The crucial factor in the code above is the call to putImageData(). This is where browsers can differ in their implementation. Are you in fact writing directly to the DIB, and putImageData is simply a wrapper around InvalidateRect? Or are you in fact writing to a duplicate in memory, which in turn is copied into the canvas device context? If you use linux or mac then this is still a valid question. Although device contexts etc. are typically "windows" terms, most OS'es deal with handles or structures in pretty much the same way. But once again, we are at the mercy of the browser vendor.

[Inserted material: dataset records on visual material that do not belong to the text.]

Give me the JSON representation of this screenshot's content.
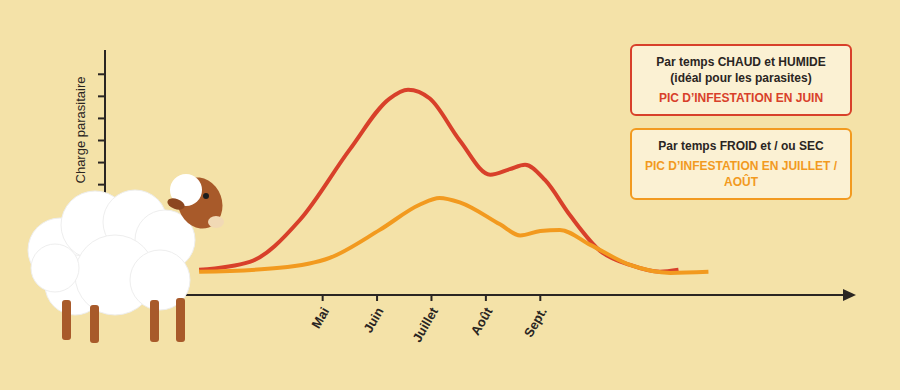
{
  "chart_data": {
    "type": "line",
    "y_label": "Charge parasitaire",
    "xlim": [
      1,
      14.6
    ],
    "xticks": [
      {
        "value": 5,
        "label": "Mai"
      },
      {
        "value": 6,
        "label": "Juin"
      },
      {
        "value": 7,
        "label": "Juillet"
      },
      {
        "value": 8,
        "label": "Août"
      },
      {
        "value": 9,
        "label": "Sept."
      }
    ],
    "ylim": [
      0,
      11.1
    ],
    "yticks": [
      1,
      2,
      3,
      4,
      5,
      6,
      7,
      8,
      9,
      10
    ],
    "tick_labels": "x",
    "grid": false,
    "legend": "upper right",
    "series": [
      {
        "name": "Par temps CHAUD et HUMIDE (idéal pour les parasites)",
        "annotation": "PIC D’INFESTATION EN JUIN",
        "color": "#d8402a",
        "x": [
          2.73,
          3.66,
          4.58,
          5.5,
          6.23,
          6.57,
          6.97,
          7.52,
          8.08,
          8.44,
          8.72,
          9.09,
          9.55,
          10.1,
          10.65,
          11.2,
          11.54
        ],
        "values": [
          1.14,
          1.5,
          3.4,
          6.6,
          8.9,
          9.3,
          8.9,
          7.0,
          5.45,
          5.7,
          5.9,
          5.2,
          3.6,
          2.0,
          1.36,
          1.05,
          1.14
        ]
      },
      {
        "name": "Par temps FROID et / ou SEC",
        "annotation": "PIC D’INFESTATION EN JUILLET / AOÛT",
        "color": "#f29a1f",
        "x": [
          2.73,
          4.21,
          5.13,
          6.05,
          6.79,
          7.15,
          7.52,
          8.26,
          8.63,
          9.0,
          9.36,
          9.92,
          10.65,
          11.39,
          12.09
        ],
        "values": [
          1.05,
          1.23,
          1.68,
          2.95,
          4.1,
          4.4,
          4.2,
          3.2,
          2.7,
          2.9,
          2.95,
          2.27,
          1.36,
          1.0,
          1.05
        ]
      }
    ]
  }
}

I think the following can be said:
If you are drawing many pixels in one go, then writing directly to the pixelbuffer as you do is probably the best. It is faster to "bitblt" (copy) the pixelbuffer in one go after X number of operations. The reason for this is that the native graphics functions like FillRect also calls "invalidate rectangle" which tells the system that a portion if the screen needs a re-draw (refresh). So if you call 100 line commands, then 100 update's will be issued - slowing down the process. Unless (and this is the catch) you use the beginPath/EndPath methods as they should be used. Then it's a whole different ballgame.
It's here that the Begin/End path "system" comes into play, and also the Stroke/Outline commands. They allow you to execute X number of drawing operations within a single update. But a lot of people get this wrong and issue a redraw for each call to line/fillrect etc.
Also, have you tried creating an invisible canvas object, drawing to that, and then copying to a visible canvas? This could be faster (proper double-buffering).
The problem is with the way the browsers use the native graphics APIs on the different OSes. And even on the same OS, using different APIs (for example GDI vs. Direct2D in Windows) would also produce different results.